We began the adoption process in January. It has been ten months of paperwork purgatory. Filling out paperwork. And notarizing paperwork. And mailing paperwork. And authenticating the notarized, mailed paperwork. And still, I am shocked that it’s here. This could we the week we get to see our boy for the first time. I’m freaked out by the idea. Sure, I’m excited, but in a holy-crap sort of way. What’s he look like? What will we see in those little eyes looking back at us? Will he look happy? Will our hearts break? Will he look anything like the face I’m imagining? Will we love him at first sight, or just not feel it? (It’s common to do either.) We have scores of questions. And many of them may be answered Friday.

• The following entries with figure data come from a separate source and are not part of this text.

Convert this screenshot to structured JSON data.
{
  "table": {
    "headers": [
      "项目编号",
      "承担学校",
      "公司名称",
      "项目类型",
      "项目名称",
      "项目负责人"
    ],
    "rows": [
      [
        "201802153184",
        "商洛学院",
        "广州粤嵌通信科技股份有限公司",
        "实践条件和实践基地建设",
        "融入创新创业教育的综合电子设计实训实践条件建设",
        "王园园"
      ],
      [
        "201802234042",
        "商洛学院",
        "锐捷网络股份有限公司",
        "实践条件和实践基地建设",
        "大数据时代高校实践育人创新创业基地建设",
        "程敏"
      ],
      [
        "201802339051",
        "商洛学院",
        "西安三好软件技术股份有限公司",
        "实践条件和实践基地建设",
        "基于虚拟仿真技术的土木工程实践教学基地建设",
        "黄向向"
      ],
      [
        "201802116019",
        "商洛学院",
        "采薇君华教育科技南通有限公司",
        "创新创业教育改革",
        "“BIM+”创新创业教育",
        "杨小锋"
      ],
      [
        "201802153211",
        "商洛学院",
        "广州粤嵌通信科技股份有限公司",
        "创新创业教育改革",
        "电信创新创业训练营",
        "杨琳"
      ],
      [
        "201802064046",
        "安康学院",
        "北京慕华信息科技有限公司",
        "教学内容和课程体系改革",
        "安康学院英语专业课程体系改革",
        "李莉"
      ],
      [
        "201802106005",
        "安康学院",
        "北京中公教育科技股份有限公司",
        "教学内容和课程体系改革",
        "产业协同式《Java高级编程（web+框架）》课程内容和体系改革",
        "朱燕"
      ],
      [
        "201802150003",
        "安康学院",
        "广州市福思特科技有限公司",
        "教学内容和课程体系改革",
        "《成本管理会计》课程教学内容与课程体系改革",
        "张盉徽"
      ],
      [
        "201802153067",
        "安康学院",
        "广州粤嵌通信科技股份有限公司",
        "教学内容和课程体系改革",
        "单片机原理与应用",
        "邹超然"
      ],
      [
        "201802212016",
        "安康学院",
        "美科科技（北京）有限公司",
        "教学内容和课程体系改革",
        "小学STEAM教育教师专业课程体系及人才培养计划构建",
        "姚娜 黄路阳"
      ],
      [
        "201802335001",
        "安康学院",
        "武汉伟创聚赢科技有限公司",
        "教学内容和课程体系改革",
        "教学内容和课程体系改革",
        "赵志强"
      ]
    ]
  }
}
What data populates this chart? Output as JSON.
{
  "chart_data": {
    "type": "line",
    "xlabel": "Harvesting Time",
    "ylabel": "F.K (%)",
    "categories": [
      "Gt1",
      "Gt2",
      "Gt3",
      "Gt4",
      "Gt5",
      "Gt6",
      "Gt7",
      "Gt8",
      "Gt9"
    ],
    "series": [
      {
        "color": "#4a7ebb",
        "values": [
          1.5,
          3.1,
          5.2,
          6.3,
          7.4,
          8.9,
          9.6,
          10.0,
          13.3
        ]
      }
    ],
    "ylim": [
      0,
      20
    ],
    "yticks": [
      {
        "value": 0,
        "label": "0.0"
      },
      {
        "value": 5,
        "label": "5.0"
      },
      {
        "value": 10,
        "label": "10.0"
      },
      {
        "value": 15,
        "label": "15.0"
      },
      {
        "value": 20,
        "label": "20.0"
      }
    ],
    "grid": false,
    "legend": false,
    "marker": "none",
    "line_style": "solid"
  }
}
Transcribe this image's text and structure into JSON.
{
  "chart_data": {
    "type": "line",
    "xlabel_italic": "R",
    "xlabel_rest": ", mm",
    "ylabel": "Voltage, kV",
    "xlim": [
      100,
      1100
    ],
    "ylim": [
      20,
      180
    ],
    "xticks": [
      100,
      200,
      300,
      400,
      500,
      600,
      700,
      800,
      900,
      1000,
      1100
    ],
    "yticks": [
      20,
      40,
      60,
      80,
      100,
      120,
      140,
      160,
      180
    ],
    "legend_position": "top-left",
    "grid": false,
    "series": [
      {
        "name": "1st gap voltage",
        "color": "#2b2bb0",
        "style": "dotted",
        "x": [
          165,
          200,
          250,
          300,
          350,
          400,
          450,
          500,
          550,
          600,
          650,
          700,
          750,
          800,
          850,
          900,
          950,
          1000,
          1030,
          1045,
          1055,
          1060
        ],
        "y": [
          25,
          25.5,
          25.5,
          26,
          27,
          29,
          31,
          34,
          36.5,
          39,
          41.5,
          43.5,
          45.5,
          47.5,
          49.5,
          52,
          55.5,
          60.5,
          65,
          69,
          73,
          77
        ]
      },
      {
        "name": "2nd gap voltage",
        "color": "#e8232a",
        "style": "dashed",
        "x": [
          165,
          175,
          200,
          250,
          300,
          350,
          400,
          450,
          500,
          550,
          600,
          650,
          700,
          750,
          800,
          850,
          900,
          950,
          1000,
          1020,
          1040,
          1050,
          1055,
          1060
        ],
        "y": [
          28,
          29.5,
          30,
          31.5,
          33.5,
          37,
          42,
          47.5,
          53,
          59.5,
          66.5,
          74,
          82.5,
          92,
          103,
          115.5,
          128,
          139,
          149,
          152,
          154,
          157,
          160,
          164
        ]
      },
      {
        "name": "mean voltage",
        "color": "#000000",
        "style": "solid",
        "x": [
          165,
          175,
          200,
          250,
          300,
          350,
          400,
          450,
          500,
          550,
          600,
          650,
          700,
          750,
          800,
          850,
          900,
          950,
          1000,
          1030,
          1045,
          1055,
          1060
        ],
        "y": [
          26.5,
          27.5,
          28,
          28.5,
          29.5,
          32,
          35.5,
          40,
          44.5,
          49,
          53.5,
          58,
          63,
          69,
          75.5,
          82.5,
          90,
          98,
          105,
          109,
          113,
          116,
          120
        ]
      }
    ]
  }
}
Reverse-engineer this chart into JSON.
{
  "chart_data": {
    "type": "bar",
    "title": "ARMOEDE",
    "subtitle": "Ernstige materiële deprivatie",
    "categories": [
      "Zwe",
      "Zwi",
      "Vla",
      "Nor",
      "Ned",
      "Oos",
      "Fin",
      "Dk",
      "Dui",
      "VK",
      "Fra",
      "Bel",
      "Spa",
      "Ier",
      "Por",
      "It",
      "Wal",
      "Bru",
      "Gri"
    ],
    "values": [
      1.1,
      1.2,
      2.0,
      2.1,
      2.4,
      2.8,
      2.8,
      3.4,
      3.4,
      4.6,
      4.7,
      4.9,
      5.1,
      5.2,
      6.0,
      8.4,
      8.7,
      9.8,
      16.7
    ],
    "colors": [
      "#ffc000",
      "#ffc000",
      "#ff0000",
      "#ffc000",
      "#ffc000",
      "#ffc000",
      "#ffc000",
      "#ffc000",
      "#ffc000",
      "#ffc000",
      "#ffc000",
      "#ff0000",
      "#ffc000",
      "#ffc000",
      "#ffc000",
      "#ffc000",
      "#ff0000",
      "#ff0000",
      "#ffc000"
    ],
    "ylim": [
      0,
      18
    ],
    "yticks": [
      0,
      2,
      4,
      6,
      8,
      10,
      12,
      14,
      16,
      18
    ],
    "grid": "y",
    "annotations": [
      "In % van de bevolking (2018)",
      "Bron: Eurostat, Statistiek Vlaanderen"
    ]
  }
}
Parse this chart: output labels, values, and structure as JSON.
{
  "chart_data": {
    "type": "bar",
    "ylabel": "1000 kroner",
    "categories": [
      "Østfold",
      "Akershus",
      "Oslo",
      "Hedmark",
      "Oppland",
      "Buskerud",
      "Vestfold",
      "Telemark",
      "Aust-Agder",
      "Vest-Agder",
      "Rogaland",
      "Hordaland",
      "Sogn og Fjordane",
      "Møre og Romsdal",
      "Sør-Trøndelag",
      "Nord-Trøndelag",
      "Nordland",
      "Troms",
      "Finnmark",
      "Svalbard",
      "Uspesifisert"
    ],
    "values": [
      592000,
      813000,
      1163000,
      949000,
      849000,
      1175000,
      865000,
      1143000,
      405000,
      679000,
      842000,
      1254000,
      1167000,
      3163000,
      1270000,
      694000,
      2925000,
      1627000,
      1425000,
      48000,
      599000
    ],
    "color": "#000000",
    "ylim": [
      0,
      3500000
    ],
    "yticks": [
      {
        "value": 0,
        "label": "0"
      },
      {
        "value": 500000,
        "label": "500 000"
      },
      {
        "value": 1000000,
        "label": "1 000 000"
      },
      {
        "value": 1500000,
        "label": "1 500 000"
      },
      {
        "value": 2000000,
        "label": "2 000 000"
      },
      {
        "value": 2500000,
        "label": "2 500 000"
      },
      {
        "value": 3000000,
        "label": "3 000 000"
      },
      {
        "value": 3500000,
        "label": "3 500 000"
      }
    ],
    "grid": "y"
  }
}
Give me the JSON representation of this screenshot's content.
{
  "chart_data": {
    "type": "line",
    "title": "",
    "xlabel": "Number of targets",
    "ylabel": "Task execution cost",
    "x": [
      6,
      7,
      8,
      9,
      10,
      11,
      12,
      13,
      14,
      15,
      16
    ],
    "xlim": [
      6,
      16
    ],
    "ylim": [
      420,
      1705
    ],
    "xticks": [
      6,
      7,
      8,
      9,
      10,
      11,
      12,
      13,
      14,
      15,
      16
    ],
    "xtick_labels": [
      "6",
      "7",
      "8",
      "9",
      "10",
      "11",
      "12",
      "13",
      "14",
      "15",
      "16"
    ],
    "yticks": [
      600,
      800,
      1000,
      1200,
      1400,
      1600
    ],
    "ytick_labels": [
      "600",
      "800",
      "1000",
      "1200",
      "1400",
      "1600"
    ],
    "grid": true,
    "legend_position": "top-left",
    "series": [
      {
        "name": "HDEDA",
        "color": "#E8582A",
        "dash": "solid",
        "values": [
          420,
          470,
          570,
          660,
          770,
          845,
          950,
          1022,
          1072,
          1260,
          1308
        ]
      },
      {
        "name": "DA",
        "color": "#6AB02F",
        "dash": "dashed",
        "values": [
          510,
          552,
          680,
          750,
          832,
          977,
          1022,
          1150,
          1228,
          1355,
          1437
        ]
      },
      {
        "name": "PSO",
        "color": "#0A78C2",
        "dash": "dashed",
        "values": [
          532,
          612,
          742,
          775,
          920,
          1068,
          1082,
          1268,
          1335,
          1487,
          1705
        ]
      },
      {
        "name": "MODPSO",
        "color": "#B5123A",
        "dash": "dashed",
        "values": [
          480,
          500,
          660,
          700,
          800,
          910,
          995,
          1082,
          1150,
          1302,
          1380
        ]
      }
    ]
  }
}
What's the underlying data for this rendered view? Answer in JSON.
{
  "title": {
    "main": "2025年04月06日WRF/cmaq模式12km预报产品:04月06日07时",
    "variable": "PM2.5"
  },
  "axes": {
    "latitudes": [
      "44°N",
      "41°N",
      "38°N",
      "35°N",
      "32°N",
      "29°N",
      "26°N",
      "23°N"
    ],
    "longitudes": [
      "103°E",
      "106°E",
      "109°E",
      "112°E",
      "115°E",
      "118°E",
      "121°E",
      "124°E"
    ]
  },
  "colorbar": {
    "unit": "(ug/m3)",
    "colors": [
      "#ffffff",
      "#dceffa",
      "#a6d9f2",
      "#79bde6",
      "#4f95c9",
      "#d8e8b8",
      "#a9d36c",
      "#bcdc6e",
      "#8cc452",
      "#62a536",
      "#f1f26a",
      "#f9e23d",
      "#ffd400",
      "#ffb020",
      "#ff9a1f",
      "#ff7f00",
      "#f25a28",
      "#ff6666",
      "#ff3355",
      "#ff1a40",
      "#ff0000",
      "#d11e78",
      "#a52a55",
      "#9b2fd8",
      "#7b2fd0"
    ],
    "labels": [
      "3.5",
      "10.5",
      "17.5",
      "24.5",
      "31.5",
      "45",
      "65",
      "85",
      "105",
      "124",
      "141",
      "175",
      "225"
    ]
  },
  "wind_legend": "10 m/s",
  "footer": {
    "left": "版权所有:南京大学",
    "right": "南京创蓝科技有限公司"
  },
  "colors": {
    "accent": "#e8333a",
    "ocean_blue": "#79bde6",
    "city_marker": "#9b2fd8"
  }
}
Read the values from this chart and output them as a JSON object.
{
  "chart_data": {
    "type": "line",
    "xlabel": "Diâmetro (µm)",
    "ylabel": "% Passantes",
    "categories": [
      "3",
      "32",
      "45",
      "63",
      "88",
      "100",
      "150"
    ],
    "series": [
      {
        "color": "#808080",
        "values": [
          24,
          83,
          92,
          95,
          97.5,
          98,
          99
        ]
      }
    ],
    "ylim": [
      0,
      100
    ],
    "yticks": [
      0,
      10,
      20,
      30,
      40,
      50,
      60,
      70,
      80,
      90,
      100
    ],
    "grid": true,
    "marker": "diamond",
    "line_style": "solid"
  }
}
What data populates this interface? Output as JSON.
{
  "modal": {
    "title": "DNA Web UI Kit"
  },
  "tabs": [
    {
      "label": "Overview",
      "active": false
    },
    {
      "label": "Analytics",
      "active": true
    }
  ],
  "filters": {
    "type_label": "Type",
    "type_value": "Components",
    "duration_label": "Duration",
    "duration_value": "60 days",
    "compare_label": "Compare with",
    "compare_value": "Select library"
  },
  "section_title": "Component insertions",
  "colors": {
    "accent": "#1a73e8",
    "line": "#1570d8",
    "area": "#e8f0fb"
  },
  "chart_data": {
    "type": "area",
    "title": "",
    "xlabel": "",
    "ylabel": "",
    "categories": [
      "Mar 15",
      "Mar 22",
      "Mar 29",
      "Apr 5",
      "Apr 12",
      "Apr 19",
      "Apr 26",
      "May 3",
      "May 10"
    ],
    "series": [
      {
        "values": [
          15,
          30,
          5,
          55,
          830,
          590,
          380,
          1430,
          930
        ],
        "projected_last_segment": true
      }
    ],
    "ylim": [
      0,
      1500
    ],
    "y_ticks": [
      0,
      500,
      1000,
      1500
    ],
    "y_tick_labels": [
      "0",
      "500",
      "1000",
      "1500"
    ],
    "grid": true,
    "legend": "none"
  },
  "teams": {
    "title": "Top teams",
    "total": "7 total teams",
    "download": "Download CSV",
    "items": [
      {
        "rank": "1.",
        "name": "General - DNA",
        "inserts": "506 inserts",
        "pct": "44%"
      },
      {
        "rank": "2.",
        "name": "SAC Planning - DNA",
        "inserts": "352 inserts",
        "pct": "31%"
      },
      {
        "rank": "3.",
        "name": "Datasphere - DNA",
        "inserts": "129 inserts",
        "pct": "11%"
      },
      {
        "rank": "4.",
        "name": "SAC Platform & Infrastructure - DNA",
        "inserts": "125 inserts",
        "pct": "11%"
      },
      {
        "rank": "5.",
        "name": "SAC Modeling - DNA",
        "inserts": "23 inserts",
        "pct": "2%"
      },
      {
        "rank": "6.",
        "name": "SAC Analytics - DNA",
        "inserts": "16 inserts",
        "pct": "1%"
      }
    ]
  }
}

Pray for us. We need patience and faith. Pray for our families. And pray for April and the other case workers. It is their job to choose a son for us. But I’ll be honest. My faith isn’t in April and her team, though they are good at what they do. I rest in the fact that God is sovereign. He has chosen who our son is supposed to be. Our boy doesn’t know us, and we likely can’t pronounce his name right or find his hometown on a map. But he’s alive and probably in a crib right now. And God has sovereignly chosen him to be part of our family out of the billions of families on earth. God chose Anne to pick him up when he runs crying. God chose Wyatt to teach him about soccer and Legos. God wanted Rex to wrestle him to the ground. And God chose me to teach him how to say “Daddy.” That’s why we are looking forward to Friday. This could be the week we get one giant step closer to our boy being home. Please pray with us if you will.
4 comments:
I'll be praying for you all! What a special time so full of eager anticipation and waiting on the Lord! Makes me think of looking forward to meeting our baby after 9 months of waiting. I'm looking forward to meeting this little guy!
Love this post! We can't wait to hang out with you all on Saturday!
Russ and Emily Davis
Ok, tears! So excited for you guys. Can't wait to see his face and rejoice in the Lord with you.
By the way everyone. It looks like it will be Mon/Tues of this coming week (Nov 23) when we find out. So we should (Lord willing) know something by Thanksgiving. Woo hoo!